Maybe the first commercial tampons anywhere?
(Early-to-mid 1930s, U.S.A.)
Introduction and boxes (below)
About 1997, I think, I held a contest on this site, offering $500 to
the person coming up with the best date for the fax tampon, and another
$500 to the person sending photocopies of the most advertising for fax
(s)he had found in publications of the 1930s (or whenever).
Boy, was I excited! The ten-month or so
contest period drew down to the final weeks. Contestants were guarding their
findings very carefully, not wanting anyone else to see what they had found
and thereby giving away any advantage they had for that 500 bucks! I knew
that because so far I had not received any entries.
Well, the date for submission of entries came and went. No one sent
a thing. No one even tried, apparently, because I got no e-mail saying,
"I looked and looked! Are you kidding? Was fax even on the market?"
I write this partly to explain the uncertainty of the date for fax
(and Nunap), partly to vent at the possibly easy money that had lain there
for someone, and finally to complain that maybe no
one was even looking at this site! I'm still mad.
I've now calmed down and feel better.
I had always assumed that Fibs, which appeared
in the late 1930s, was the first Kotex tampon - does anyone else even
think about these things? - but I believe our two tampons of the hour
may have been the first, or at least very early ones. At the time of the
contest, I believed that fax might have even been the first commercial
tampon.
And now - February 2006 - I read in "Shared Values: A History of
Kimberly-Clark" by Robert Spector (1997), which K-C (the maker of Kotex)
sent me in thanks for doing research for them, that Fibs was indeed its
first tampon - at least the first one it mentions by name.
But in the early 1920s (according to the book) a young Kotex employee
stuffed a condom with Cellucotton (cellulose), the business part of Kotex,
punctured the sides of the condom and suggested selling it as a tampon.

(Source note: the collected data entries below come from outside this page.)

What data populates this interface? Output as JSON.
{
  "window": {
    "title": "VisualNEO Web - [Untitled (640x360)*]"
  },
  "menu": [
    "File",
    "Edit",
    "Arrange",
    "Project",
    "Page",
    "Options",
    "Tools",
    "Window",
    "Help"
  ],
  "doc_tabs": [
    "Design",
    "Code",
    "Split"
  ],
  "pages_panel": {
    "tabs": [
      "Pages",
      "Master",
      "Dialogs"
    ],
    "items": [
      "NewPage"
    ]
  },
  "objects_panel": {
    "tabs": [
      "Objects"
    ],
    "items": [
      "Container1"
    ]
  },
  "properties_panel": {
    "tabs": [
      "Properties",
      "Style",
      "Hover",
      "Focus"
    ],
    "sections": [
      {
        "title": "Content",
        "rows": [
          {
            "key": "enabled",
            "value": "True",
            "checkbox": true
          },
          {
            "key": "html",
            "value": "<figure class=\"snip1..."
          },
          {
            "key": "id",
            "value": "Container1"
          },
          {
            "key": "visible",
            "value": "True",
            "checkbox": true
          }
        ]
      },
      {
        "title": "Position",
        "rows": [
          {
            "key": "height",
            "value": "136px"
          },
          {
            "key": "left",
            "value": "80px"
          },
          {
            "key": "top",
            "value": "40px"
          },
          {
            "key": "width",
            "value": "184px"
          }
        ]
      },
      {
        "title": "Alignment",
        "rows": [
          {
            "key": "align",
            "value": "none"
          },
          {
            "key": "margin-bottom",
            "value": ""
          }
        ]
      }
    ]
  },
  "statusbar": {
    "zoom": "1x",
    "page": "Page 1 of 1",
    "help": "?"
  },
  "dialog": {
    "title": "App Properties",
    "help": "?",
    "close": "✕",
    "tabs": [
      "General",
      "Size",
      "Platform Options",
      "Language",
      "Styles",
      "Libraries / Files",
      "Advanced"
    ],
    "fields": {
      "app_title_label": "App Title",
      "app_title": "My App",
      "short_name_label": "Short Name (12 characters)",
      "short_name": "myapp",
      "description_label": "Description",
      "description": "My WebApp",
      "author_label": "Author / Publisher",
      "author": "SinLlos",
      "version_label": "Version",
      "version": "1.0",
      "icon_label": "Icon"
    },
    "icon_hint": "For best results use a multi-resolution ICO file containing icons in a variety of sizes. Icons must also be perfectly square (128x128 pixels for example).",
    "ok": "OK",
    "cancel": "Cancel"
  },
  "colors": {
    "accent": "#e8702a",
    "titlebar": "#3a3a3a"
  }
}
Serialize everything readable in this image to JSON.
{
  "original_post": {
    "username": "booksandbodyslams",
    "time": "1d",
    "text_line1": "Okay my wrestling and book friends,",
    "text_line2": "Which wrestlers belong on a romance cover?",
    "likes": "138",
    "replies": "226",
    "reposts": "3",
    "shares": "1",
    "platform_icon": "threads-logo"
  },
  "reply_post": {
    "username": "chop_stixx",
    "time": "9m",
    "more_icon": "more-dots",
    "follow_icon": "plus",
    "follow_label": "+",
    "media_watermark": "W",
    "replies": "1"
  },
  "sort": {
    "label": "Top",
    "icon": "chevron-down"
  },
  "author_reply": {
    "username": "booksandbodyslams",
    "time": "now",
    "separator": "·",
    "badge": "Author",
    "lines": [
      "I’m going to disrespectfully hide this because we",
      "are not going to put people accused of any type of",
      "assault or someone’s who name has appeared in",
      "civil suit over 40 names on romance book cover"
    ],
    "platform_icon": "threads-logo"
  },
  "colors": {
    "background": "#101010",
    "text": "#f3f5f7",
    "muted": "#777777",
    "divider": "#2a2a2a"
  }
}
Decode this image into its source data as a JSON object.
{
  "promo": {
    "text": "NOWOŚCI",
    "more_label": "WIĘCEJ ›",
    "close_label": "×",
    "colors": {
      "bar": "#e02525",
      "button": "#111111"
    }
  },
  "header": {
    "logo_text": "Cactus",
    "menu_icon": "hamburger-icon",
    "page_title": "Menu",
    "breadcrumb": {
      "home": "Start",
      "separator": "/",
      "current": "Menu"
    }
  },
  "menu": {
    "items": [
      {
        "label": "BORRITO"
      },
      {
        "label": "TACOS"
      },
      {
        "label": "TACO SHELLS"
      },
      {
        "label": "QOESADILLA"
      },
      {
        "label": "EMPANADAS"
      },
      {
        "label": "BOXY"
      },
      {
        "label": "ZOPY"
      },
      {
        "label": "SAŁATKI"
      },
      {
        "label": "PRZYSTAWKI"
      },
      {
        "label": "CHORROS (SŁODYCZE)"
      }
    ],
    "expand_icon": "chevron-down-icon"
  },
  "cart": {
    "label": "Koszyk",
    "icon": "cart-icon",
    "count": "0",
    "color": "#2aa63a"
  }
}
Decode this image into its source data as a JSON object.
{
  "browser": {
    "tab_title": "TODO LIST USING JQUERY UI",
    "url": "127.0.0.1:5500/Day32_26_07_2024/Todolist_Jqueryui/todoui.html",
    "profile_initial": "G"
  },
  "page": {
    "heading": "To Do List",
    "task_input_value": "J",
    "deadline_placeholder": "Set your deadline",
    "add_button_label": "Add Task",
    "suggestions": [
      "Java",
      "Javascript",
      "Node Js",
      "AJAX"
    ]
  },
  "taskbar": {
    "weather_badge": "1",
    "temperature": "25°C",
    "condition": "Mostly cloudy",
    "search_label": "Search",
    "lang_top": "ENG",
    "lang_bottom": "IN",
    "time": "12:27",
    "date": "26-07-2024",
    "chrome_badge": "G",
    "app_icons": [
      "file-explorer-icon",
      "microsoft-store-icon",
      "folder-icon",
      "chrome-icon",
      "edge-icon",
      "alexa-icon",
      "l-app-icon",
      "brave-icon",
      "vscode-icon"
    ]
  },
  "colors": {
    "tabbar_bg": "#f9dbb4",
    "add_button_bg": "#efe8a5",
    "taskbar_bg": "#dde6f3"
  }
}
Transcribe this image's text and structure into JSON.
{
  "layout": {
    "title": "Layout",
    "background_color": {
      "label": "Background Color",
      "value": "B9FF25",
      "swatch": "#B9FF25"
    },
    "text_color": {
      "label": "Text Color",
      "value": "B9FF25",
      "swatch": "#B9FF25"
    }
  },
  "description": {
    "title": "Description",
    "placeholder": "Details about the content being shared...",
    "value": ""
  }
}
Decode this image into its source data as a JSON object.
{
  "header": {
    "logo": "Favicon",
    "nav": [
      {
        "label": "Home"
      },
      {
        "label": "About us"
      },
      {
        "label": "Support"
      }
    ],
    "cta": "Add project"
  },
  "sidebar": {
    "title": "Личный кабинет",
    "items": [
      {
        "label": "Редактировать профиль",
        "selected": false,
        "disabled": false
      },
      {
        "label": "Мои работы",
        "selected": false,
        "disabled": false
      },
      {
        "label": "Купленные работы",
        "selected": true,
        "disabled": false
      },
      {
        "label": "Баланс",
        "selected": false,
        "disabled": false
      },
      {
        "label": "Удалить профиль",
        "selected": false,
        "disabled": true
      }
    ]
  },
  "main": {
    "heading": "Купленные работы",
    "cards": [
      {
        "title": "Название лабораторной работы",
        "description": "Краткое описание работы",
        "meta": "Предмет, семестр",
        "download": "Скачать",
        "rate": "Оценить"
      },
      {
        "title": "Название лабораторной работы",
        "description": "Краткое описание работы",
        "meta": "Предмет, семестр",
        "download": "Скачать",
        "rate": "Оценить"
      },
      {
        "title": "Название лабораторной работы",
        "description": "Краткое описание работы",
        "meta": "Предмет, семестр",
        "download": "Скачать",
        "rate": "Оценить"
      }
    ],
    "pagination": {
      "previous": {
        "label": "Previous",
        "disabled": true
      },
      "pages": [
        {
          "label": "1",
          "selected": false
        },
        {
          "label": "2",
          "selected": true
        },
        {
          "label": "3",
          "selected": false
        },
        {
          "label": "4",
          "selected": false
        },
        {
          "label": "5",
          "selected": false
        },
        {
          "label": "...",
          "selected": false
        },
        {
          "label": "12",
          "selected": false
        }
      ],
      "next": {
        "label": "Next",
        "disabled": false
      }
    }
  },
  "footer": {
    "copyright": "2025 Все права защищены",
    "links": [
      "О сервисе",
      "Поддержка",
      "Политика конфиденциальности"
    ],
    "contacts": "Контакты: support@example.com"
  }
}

He showed his father, the first medical consultant for Kotex. The physician
was "aghast" and told him to not show anybody because of potential
legal problems. (K-C confessed it made a huge mistake by not buying Tampax
when it was offered by Gertrude Tenderich about
10 years later.)
Kimberly-Clark, the company that allegedly created Kotex from left-over
bandages they made from Cellucotton (cellulose) for World War I American
soldiers (read their first ad), started
the Cellucotton Products Company (in Chicago) to make and sell Kotex rather
than associate the K-C name with menstruation. Later, they wrote on the
side of the Fibs box "sponsored by the makers
of Kotex," again distancing themselves from the tampon in a curious
way.
I don't know why they did it - to test the market without involving
the names of K-C or Kotex? - but my feeling is that K-C created two companies,
Neway Manufacturing Company, and Sanitary Products Company, both in Chicago
with the same address - both had "south" preceding the street
name, as did the address for Cellucotton Products Company - to make Nunap
("new napkin") and fax. (A listener to the Howard
Stern radio show I was on a few years back suggested that the name referred
to the word "facts" on some advertising for it, not reproduced
here.) I think I show convincingly that both tampons used Cellucotton for
the tampon plug (the part that's supposed to absorb the menstrual blood.)
For example, look at the crepe-like material in both tampons, here;
the book refers to the "creped wadding material that went into Kotex
pads" (p. 67). The instructions on Nunap say it does use Cellucotton
(here) and the instructions for fax
say the product is made of cellulose (here),
which is what Cellucotton is. It could be that the two companies represent
two attempts at different times to market a Kotex tampon.
You'll see in the instructions how the companies
explained to women what tampons were, and to reassure them. These tampons
were essentially little Kotex pads they inserted into their vaginas - at
least that was the pitch.
And like Kotex pads they had very coarse gauze, and even no string,
features indicating to me their position at the very beginning of the development
of commercial tampons. (Modess pads early on also used coarse
gauze.)
The Procter & Gamble company generously donated the
Nunap box to the museum as part of a fabulous larger gift;
and a woman living near Chicago, who wanted to remain anonymous, gave the
museum the fax box as well as many other early tampon items.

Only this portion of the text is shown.